26 Cláudio Lísias, a Félix, potentíssimo presidente, saúde.
27 “Alguns judeus agarraram este homem e quase o mataram. Quando soube que ele era cidadão romano, eu fui com os meus soldados e não deixei que ele fosse morto.
27 Esse homem foi preso pelos judeus; e, estando já a ponto de ser morto por eles, sobrevim eu com a soldadesca, e o livrei, informado de que era romano.
28 Eu queria saber por que o estavam acusando e por isso resolvi levá-lo diante do Conselho Superior dos judeus.
28 E, querendo saber a causa por que o acusavam, o levei ao seu conselho.
29 Então descobri que ele não tinha feito nada para merecer a prisão ou a morte. A acusação contra ele era a respeito da própria lei deles.
29 E achei que o acusavam de algumas questões da sua lei; mas que nenhum crime havia nele digno de morte ou de prisão.
30 Quando fui informado de que havia um plano para matá-lo, resolvi mandá-lo ao senhor. E disse para aqueles judeus que fizessem as acusações na sua presença. “Saúde. “Cláudio Lísias.”
30 E, sendo-me notificado que os judeus haviam de armar ciladas a esse homem, logo to enviei, mandando também aos acusadores que perante ti digam o que tiverem contra ele. Passa bem.
31 Então os soldados cumpriram as ordens.

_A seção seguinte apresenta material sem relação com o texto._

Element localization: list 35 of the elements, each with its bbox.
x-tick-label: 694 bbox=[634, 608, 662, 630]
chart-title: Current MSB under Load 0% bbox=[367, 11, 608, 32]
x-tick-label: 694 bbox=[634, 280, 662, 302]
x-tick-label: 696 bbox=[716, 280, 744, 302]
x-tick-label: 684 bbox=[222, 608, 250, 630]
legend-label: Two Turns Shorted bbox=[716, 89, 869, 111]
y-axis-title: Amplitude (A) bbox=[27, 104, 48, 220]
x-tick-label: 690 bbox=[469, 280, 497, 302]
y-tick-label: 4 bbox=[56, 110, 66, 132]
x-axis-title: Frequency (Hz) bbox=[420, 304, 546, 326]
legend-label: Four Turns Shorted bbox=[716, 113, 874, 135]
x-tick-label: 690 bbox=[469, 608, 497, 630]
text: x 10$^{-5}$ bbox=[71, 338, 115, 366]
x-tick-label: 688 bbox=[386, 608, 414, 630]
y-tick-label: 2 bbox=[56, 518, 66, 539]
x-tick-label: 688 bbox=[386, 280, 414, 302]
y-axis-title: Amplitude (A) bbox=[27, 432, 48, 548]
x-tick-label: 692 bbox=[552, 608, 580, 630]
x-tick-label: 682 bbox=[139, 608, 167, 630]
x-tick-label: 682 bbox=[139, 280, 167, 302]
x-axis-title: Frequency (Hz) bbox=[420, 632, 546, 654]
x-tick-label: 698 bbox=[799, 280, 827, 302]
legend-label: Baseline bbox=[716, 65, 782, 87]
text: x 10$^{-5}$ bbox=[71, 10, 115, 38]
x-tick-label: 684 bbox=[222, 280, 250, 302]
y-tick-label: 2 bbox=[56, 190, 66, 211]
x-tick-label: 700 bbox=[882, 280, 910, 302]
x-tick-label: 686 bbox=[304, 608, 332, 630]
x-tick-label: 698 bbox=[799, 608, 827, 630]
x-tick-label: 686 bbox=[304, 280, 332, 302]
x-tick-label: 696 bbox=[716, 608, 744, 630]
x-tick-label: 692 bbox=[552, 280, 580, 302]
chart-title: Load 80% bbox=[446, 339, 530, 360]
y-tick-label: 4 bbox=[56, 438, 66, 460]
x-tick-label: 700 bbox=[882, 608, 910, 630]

Pegaram Paulo e o levaram durante a noite até a cidade de Antipátride.
31 Tomando, pois, os soldados a Paulo, como lhe fora mandado, o trouxeram de noite a Antipátride.
32 No dia seguinte os soldados voltaram para a fortaleza, deixando que os cavaleiros continuassem a viagem com Paulo.
32 E no dia seguinte, deixando aos de cavalo irem com ele, tornaram à fortaleza.
33 Eles o levaram para a cidade de Cesareia, deram a carta ao Governador e lhe entregaram Paulo.
33 Os quais, logo que chegaram a Cesaréia, e entregaram a carta ao presidente, lhe apresentaram Paulo.
34 O Governador leu a carta e perguntou a Paulo de onde ele era. Quando soube que era da região da Cilícia,
34 E o presidente, lida a carta, perguntou de que província era; e, sabendo que era da Cilícia,
35 disse: — Quando os seus acusadores chegarem, eu ouvirei o que você tem para dizer. Em seguida mandou que ele ficasse preso no palácio do Governador .
35 Disse: Ouvir-te-ei, quando também aqui vierem os teus acusadores. E mandou que o guardassem no pretório de Herodes.